I was doing alright at first. What does an eight-sided sign mean? A) Yield B) Caution C) Stop. This was a piece of cake!
Around question 10, they started to get harder. What would be a reason for approaching a sharp curve slowly? A) To save wear and tear on your tires B) To be able to take in the scenery C) To be able to stop if someone is in the roadway. Since there was no “all of the above” I had to think about this one. I could see the scenery advantage, but didn’t think the DMV was into that kind of thing. And choice C was stupid – what if someone wasn’t in the roadway? That seems like a single case scenario to me, and that should be another question altogether. Wear and tear on tires? This test was supposed to be about safe driving, not taking care of your car. Are we going to have to answer questions about how to properly clean out our car ashtrays, too?
Then they started to get just plain bizarre. You needn’t stop your vehicle for a frozen dessert truck when A) It shows flashing red lights B) It shows a stop signal arm C) a person is crossing the roadway to or from the frozen dessert truck D) on a dual highway if you’re on the other side of a safety island or median from the frozen dessert truck. Okay, that’s just ridiculous. The ice cream man now gets his own question. Who is making up these tests and why do they keep calling Mr. Softee a “frozen dessert truck?”

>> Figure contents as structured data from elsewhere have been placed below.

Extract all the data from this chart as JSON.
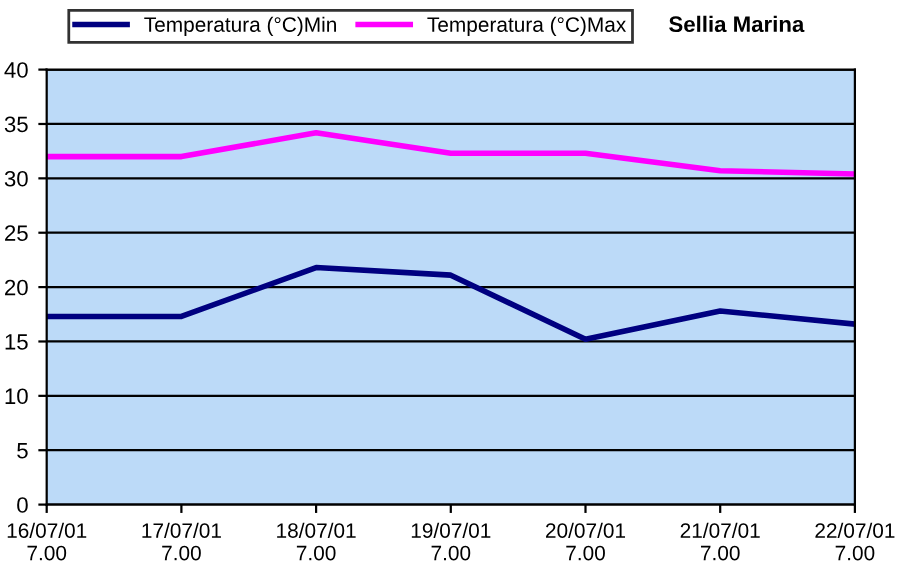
{
  "chart_data": {
    "type": "line",
    "title": "Sellia Marina",
    "categories": [
      "16/07/01\n7.00",
      "17/07/01\n7.00",
      "18/07/01\n7.00",
      "19/07/01\n7.00",
      "20/07/01\n7.00",
      "21/07/01\n7.00",
      "22/07/01\n7.00"
    ],
    "series": [
      {
        "name": "Temperatura (°C)Min",
        "color": "#000080",
        "values": [
          17.3,
          17.3,
          21.8,
          21.1,
          15.2,
          17.8,
          16.6
        ]
      },
      {
        "name": "Temperatura (°C)Max",
        "color": "#ff00ff",
        "values": [
          32.0,
          32.0,
          34.2,
          32.3,
          32.3,
          30.7,
          30.4
        ]
      }
    ],
    "ylim": [
      0,
      40
    ],
    "yticks": [
      0,
      5,
      10,
      15,
      20,
      25,
      30,
      35,
      40
    ],
    "grid": "y",
    "legend": "top left",
    "marker": "none",
    "line_style": "solid"
  }
}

By the time I got to Question 30, I was in trouble. I had already gotten two wrong and I had skipped one question – A 5-ounce glass of wine contains the same amount of alcohol as: A) one pint of whiskey B) a gallon of wine C) a 6-pack of beer D) one 12-ounce can of beer. I knew B wasn’t right, but I was having a mental block trying to picture what a pint was. I couldn’t stop myself from thinking about a gallon milk jug full of red wine and my stomach was turning over slightly. I’d get back to that one later.
When I had gotten as far as Question 39, I was in a full sweat, feeling dizzy and looking around for a paper bag to breathe into. I had used up my three wrong answers and had skipped questions concerning how deep my tire treads had to be ( A) 3/8 inch B) 3/16 inch C) 2/32 inch D) 4/10 inch) and what the penalty was for a third offense for DUI. These were things I hadn’t studied in the book, thinking I would have to be an idiot to ever get to a third DUI offense and confident that one of the six inspections I had to have done to my car every 12 months would surely alert me to a possible tire tread infraction.
Soon the DMV was starting to turn off the lights. I had been in there so long they were getting ready to close. I shut my eyes, held my breath and hit some buttons, guessing on the answers. A big green exclamation point flashed on my screen. I passed! I hugged all the prison guards, posed for my picture and got my New Jersey license. Another state conquered.